British fetish magazine

Splosh! was originally a British fetish magazine devoted to wet and messy fetishism. It featured pictures of, and stories about, men and women in wet and messy situations. First published in 1989, it was run by Horny Hayley and Bill Shipton (a pseudonym of Clive Harris). By 2002 the magazine had around 7,000 subscribers worldwide, and the business had added a website. Splosh also evolved into a wet and messy fetish video production house, releasing a whole string of movies, originally on VHS tape, then DVD and eventually, via Internet download stores.
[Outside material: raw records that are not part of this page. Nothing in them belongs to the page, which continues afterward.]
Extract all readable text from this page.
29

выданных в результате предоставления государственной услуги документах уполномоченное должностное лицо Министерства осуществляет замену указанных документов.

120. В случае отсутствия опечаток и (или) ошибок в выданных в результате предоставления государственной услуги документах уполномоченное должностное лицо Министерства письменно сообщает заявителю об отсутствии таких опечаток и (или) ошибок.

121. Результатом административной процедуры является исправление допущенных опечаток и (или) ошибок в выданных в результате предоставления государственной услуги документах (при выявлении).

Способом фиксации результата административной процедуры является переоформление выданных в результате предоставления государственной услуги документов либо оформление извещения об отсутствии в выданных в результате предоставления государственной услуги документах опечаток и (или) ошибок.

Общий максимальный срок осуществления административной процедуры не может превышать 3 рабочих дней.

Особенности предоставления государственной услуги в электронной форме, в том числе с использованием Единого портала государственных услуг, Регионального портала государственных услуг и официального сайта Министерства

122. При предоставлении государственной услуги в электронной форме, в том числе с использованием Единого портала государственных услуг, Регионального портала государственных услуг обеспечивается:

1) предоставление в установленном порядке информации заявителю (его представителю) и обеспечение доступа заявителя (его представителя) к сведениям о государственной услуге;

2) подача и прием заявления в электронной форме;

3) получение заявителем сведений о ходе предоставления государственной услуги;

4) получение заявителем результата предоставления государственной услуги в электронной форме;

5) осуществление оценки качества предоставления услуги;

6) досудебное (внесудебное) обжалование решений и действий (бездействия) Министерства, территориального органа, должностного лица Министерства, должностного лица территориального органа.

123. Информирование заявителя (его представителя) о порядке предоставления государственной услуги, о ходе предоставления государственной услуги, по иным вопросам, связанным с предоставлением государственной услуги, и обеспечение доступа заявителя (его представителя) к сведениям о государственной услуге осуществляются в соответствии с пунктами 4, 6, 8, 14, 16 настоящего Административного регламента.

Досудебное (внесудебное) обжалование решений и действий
The magazine ended in 2001 after 40 issues, and is widely regarded as the quintessential publication on the fetish, even giving rise to the eponymous term sploshing.

Following the end of the print magazine run, the Splosh website and its associated forum rose to prominence as a counterbalance to UMD.net, the scene's dominant forum. Several of the magazine's former models took part in video sketches released as digital downloads, such as Samantha-Jane Homden, Anne-Marie Dixon and Decadent Doll.

The success of Splosh! as a magazine was featured in Episode 4 of Season 1 of the Channel 5 TV show UK Raw in 2001.

Splosh! founder Clive Harris died suddenly on 12 July 2013. Subsequently, in early 2014, the splosh.co.uk website was shut down, and on 31 March 2014 the three Splosh download stores hosted on the Vidown system, Splosh, Splosh Greatest Hits, and Splosh Messy Princess, were all shut down. It was believed at the time that the website closures would be permanent.